There is another video that should be included is the Julia Child/Daniel Forester baguette demonstration. This is a 2 part video that shows how to put together french bread dough by hand and uses the frisage method. Frisage is something that once seen, always understood. You can read about it repeatedly but it won't make sense until you see it in action. See it http://www.pbs.org/juliachild/free/baguette.html here.
Added by Edit: A great video is now available that I think is the essence of dough handling and shows how easy it is to mix dough without a mixer. If you can chew gum you can make great bread using Richard Bertinet's video HERE.
Secondly, Da Crumb Bum posted a concept that goes against all the common wisdom concerning pre heating your oven and using a stone for a thermal battery. Who hasn't thought that to get good rustic bread one must bake on a pizza stone or a tile surface? There are some instances where a stone and preheat is required like pizza and bread sticks but for the greatest majority of your baking, no stone or preheat is required. A link to the original post is http://www.thefreshloaf.com/node/1843/no-knead-preheat#comment-12597 . Most are skeptical this will work at first but trust me on this, you won't believe it until you see it with your own eyes. It is expensive to maintain 450F in a steel box both in terms of wasting money and by wasting the energy and resources of our planet. The minimal effect that preheating has on the crust is absolutely not worth the additional energy.
I share these thoughts and techniques as a way of thanking the many posters who have helped me to become at least a competent home artisan baker. The host of The Fresh Loaf (floydm) is top on the list with his lessons and frequent examples of solid baking. Hundreds of community members, posters, are here to answer your question or help with an issue. This is a great site because of the members. Don't be afraid to jump in, we are just like family.
It's been a while since I made this post and I wanted to come back and add a few things now that I have some experience under my belt.
1.) I still almost never use the mixer. A brief hand mix to break up the dry clumps of flour followed by a 30-60 minute rest and stretch and fold or French folding as per the top video will develop the gluten just fine. Stretch and fold every 30-60 minutes for the duration of the bulk ferments. Time will be your friend here. Be patient. If you use a very small amount of starter for inoculation or yeast, you slow down the bulk ferment. If you increase the hydration slightly, you will find you can fold every 40-60 minutes for about 4 hours. The dough will be perfectly satin smooth and will easily windowpane.

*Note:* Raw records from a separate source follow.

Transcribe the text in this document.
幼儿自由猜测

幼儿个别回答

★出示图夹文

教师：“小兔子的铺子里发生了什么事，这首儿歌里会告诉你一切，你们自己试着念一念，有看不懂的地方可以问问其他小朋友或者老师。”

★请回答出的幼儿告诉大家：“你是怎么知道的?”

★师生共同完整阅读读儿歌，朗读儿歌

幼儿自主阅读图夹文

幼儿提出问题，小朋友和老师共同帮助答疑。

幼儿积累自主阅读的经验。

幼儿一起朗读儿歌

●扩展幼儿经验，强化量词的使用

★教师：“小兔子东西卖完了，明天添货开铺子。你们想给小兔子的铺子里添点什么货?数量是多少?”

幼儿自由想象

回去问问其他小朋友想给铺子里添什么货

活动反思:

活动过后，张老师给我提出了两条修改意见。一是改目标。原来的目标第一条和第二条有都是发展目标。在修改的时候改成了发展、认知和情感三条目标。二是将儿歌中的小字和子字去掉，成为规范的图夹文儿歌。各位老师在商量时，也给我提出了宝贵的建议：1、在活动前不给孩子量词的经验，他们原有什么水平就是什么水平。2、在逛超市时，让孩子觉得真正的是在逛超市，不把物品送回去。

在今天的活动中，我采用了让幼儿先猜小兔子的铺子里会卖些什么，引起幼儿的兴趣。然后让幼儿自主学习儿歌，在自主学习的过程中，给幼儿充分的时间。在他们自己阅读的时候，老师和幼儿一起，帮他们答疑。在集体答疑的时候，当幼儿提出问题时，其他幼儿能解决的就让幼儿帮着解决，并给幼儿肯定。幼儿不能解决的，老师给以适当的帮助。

2.) Instead of starting from a cold oven, I now am starting the oven when the dough looks ready and the proof is about done. The dough is proofing on parchment, covered with a floured towel or a moist tea towel. When it looks like the proof is done, turn on the oven. My electric will go to 450 in 7 minutes. Slide the dough in, steam for a great crust. I rotate after 20 minutes.
3.) I think many people over ferment and over proof. Try fermenting for 60 minutes at 78F, shape and proofing for 45-60 minutes. Remember, the warmer it is where your dough ferments, the faster the dough will rise. Temperature matters.
4.) Make your slashes deeper than a 1/4 inch. You might be better to go back and retrace your initial slashes to make them just a little deeper. Be modest in the pattern. Remember what the purpose is of slashing.
5.) Not so much a technique but a suggestion. Adopt a basic formula that you can make in your sleep. Nothing fancy, a basic yeast or sourdough bread your family likes and work from that. You will be surprised at how many different types of bread you can make using your basic master formula by adding one or two ingredients or changing the handling slightly.
Have fun and learn at your own pace. The collective knowledge at The Fresh Loaf is being plugged into your own private baking school.
"It's not you he wags his tail for, but, your bread".